The amount of energy, on average, in an active mode is directly proportional to the temperature. The proportionality constant, for historical reasons, is written kB/2, where kB is the Boltzmann constant. (kB = 1.38 × 10-23 J/K).

In equation form, we can write this relation as Ethermal/mode = ½kBT

  • Since energy is quantized, some modes may not be active, and thus not contribute to the thermal energy at “lower” temperatures. This occurs when kBT is not considerably greater than the spacing of the quantized energy levels. This is often referred to as “freezing out of modes.”

Now we have a way to numerically estimate when freezing out of modes will start occurring as the temperature is lowered. When the thermal energy per mode, as given approximately as kBT, approaches several times the size of the energy splitting between the ground state and the first excited state, that mode will begin to be found in the ground state more and more of the time. As the temperature is reduced further, the odds of that mode being bumped into an excited state become less and less and that mode becomes inactive in terms of being able to accept or hold thermal energy.

Relationship 7

The total thermal energy of a substance in thermal equilibrium is equal to the product of [the total number of active modes] and [the average energy per mode].

This relationship is simply the combination of the previous three relationships. The thermal energy is simply the total of the energies in all active modes. On average, the amount of energy in each mode is the same. The value of this average amount of energy is simply a constant times the absolute temperature.

In equation form this relationship is:

Ethermal (total) = (total number of active modes) × ½kBT

There are various ways to count up the total number of active modes. We can write down an equation for Ethermal for each of these different ways. The equations might look different, but they are all the same basic equation.

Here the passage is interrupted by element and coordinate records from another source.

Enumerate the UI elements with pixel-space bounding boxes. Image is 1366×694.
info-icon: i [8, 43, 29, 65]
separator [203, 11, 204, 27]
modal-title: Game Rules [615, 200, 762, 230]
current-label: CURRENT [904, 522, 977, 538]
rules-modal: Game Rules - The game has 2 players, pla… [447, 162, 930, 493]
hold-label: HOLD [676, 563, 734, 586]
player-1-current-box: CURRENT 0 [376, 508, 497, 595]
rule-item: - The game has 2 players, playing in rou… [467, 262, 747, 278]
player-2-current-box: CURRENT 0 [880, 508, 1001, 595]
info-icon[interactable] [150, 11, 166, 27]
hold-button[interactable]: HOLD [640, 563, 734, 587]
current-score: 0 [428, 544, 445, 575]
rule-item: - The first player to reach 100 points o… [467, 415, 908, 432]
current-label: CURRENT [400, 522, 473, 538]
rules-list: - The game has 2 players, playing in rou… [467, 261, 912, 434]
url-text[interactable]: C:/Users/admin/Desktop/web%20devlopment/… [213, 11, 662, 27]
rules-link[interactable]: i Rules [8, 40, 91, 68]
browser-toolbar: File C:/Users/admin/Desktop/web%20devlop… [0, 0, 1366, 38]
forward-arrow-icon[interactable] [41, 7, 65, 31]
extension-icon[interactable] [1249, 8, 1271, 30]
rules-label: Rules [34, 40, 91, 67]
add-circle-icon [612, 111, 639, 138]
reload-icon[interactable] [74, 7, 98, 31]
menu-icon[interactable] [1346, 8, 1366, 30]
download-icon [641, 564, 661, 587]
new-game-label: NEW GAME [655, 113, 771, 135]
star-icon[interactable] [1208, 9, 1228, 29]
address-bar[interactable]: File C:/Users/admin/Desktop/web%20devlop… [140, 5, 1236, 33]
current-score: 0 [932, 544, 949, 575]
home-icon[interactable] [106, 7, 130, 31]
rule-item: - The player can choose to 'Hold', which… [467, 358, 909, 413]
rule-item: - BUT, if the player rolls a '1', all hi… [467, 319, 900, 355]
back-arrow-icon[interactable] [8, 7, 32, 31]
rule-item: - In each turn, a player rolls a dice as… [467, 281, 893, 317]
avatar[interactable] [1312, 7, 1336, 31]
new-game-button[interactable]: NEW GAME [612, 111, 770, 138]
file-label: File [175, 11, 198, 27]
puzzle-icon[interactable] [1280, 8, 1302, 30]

If you understand this basic relationship as written here, you can quickly write down the expression in whatever form you need. For example, if you need to know the thermal energy of some number of moles of some particular gas at a certain temperature, you would multiply the number of moles by Avogadro’s number by the number of active modes per molecule to get the total number of active modes.

The truly amazing feature of Relationship 7 for the thermal energy is what the thermal energy does not depend on. It doesn’t depend on what kinds of modes are present; any mode is as good as any other. It doesn’t depend on the particular kind of molecule or atom; the modes in a nitrogen molecule contribute the same as those in oxygen. It doesn’t depend on the kinds or strengths of bonds. It doesn’t depend on how hard or soft a substance is. The only thing that matters is how many active modes there are. Consequently, we will see differences in the thermal energy per mole of molecules if we compare molecules with different numbers of atoms, because more atoms contribute more modes per molecule. And we will also see differences due to factors that determine the size of the quantized energy splittings if the temperature is in the range where modes are becoming inactive.

This simple particle model of thermal energy predicts that there will be a small number of classes of substances in which all substances in that class have the same molar thermal energy at the same temperature.

Relationship 8

When the change in thermal energy is due solely to the addition or removal of energy as heat, the heat capacity (CV) is given by the derivative of thermal energy with respect to temperature.

CV is the macroscopic variable that corresponds to how many modes there are on a particle basis. The corresponding statement to the last statement in the discussion of Relationship 7 is that there will be a small number of classes of substances in which all substances in that class have the same molar constant volume heat capacity. This is indeed what we empirically find. Significant deviations from these predictions are due to a quantum effect, the freezing out of modes, which occurs as the temperature is lowered closer to absolute zero.